Ce magistrat a rendu compte des plaidoiries dans le délibéré de la Cour, entendu en son rapport, composée de :
Monsieur Didier LE CORRE, Président de chambre et de la formation
Madame Marie-José BOU, Présidente de chambre
Monsieur Stéphane THERME, Conseiller
Greffier, lors des débats : Mme Gisèle MBOLLO
ARRET :
- Contradictoire
- par mise à disposition de l'arrêt au greffe de la Cour, initialement prévue le 15 Janvier 2025 , prorogée au 05 Février 2025 au 19 février 2025 au 05 mars 2025 puis au 12 mars 2025, les parties en ayant été préalablement avisées dans les conditions prévues au deuxième alinéa de l'article 450 du code de procédure civile.
- signé par Monsieur Didier LE CORRE, Président de chambre et par Gisèle MBOLLO, Greffière à laquelle la minute de la décision a été remise par le magistrat signataire.
EXPOSE DU LITIGE
Selon contrat de travail à durée indéterminée, M. [UV] a été engagé en qualité de mainteneur de voie le 21 août 2012 par la Régie autonome des transports parisiens (la RATP).
Par lettre du 5 février 2020, la RATP a convoqué M. [UV] à un entretien préalable à mesure disciplinaire fixé au 13 février suivant.
Par lettre du 21 février 2020, la RATP a informé M. [UV] que, suite à l'entretien préalable du 13 février, elle demandait sa comparution devant le conseil de discipline.
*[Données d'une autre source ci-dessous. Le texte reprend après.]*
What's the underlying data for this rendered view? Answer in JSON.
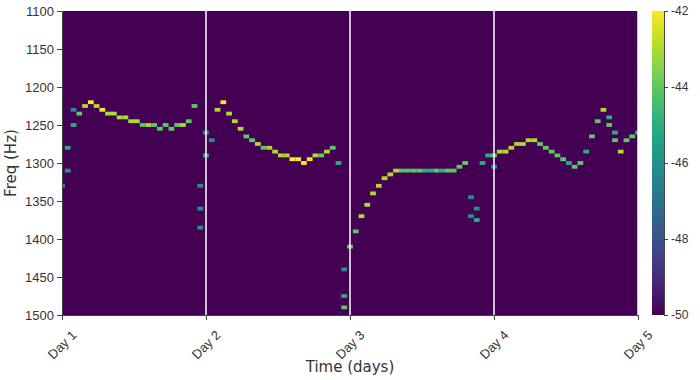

Par lettre du 25 février 2020, la RATP a convoqué M. [UV] à une audience préparatoire devant le conseil de discipline fixée au 3 mars suivant.
Par procès-verbal du conseil de discipline du 11 mars 2020, les représentants du personnel et de la direction ont proposé à l'unanimité une mise en disponibilité d'office sans traitement de deux mois pour M. [UV].
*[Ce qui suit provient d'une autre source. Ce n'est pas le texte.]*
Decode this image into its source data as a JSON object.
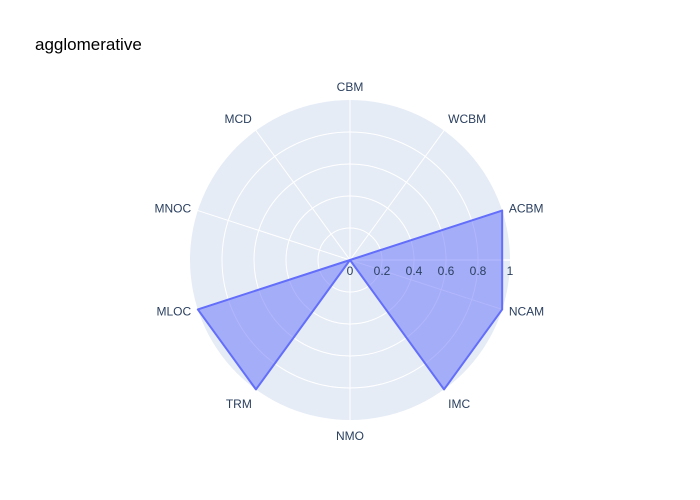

Par lettre du 16 mars 2020, la RATP a notifié à M. [UV] « une mesure disciplinaire du second degré de deux mois calendaires de mise en disponibilité d'office sans traitement pour les motifs suivants: Propos injurieux et dégradants à caractère sexistes et homophobes ».
M. [UV] a saisi le 8 juillet 2020 le conseil de prud'hommes de Paris de demandes en annulation de la sanction disciplinaire et en condamnation de la RATP à lui payer différentes sommes à titre de rappel de salaire et de dommages-intérêts.
Par jugement du 1er décembre 2021, auquel il est renvoyé pour l'exposé de la procédure antérieure et des prétentions initiales des parties, le conseil de prud'hommes de Paris a rendu la décision suivante:
« Déboute Monsieur [C] [UV] de ses demandes et laisse à sa charge les dépens
Déboute la RATP de sa demande reconventionnelle »
M. [UV] a relevé appel de ce jugement par déclaration transmise par voie électronique le 28 décembre 2021.
Dans ses dernières conclusions communiquées par voie électronique le 17 juillet 2024, auxquelles il est expressément renvoyé pour l'exposé des moyens, M. [UV] demande à la cour de:
« INFIRMER l'intégralité du jugement de première instance ;
Statuant de nouveau,
Annuler la sanction disciplinaire du 16 mars 2020
En conséquence :
CONDAMNER la RATP à verser les sommes suivantes :
- Rappel des salaires de la mise à pied : 6045,58 euros
- Indemnité compensatrice de congés payés : 604,55 euros
- Dommages et intérêts pour préjudice financier et préjudice moral : 5000 euros
- Dommages et intérêts pour discrimination syndicale et atteinte au droit de grève : 5000€
Enfin,
CONDAMNER la RATP à verser à monsieur [UV] au titre de l'article 700 du Code de
procédure civile 2400 euros en cause d'appel et 1500€ au titre de la première instance »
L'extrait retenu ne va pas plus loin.